Each morning he and his people worked out with Colonel Wilkerson and his men, and they found that in
this
Olympic competition there was little difference between Australian and American special-operations troopers. One morning they went off to the Olympic pistol range, borrowing Olympic-style handguns—.22 automatics that seemed like toys compared to the .45s the Rainbow soldiers ordinarily packed—then saw that the target and scoring systems were very difficult indeed, if not especially related to combat shooting in the real world. For all his practice and expertise, Chavez decided that with luck he could have made the team from Mali.
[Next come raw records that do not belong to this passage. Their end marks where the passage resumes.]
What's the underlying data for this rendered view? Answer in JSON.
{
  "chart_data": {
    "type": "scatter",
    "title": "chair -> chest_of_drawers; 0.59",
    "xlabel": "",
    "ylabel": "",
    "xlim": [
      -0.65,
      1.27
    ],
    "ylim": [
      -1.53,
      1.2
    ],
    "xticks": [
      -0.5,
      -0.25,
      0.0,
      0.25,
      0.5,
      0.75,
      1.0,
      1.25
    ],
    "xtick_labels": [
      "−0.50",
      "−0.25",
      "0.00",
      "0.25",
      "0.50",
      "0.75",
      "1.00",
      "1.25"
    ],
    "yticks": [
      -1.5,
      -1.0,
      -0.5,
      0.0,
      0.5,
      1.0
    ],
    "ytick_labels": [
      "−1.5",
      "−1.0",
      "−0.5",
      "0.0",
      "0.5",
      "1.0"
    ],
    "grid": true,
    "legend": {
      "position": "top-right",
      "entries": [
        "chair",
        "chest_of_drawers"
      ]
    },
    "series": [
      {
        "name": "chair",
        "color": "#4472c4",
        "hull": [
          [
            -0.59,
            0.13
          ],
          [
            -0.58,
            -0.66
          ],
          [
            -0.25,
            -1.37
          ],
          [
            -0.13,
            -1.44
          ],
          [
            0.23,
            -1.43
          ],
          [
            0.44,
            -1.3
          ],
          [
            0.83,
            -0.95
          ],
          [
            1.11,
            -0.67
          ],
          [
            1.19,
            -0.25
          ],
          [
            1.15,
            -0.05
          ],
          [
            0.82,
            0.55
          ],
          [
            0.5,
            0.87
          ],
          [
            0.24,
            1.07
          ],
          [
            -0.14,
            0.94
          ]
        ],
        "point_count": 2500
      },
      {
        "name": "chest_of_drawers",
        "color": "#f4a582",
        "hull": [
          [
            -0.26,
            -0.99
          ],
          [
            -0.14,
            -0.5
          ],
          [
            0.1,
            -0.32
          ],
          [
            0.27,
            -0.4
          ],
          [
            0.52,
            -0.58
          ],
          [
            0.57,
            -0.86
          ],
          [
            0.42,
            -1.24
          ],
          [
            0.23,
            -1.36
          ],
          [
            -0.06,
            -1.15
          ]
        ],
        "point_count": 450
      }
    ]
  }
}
Certainly not the American or Russian teams, whose shooters were utterly inhuman in their ability to punch holes in the skinny silhouette targets that flipped full-face and sideways on computer-controlled hangers. But these paper targets didn’t shoot back, he told himself, and that
did
make something of a difference. Besides, success in his form of shooting was to make a real person dead, not to hit a quarter-sized target on a black paper target card. That made a difference, too, Ding and Mike Pierce thought aloud with their Aussie counterparts. What they did could never be an Olympic sport, unless somebody brought back the gladiatorial games of Rome, and that wouldn’t be happening. Besides, what they did for their living wasn’t a sport at all, was it? Neither was it a form of mass entertainment in the kinder and gentler modern world. Part of Chavez admitted that he wondered what the games in classical Rome’s Flavian Amphitheater had been like to watch, but it wasn’t something he could say aloud, lest people take him for an utter barbarian.
Hail, Caesar! We who are about to die salute you!
It wasn’t exactly the Super Bowl, was it? And so, “Major” Domingo Chavez, along with sergeants Mike Pierce, Homer Johnston, and George Tomlinson, and Special Agent Tim Noonan, got to watch the games for free, sometimes with “official” jackets to give them the cover of anonymity.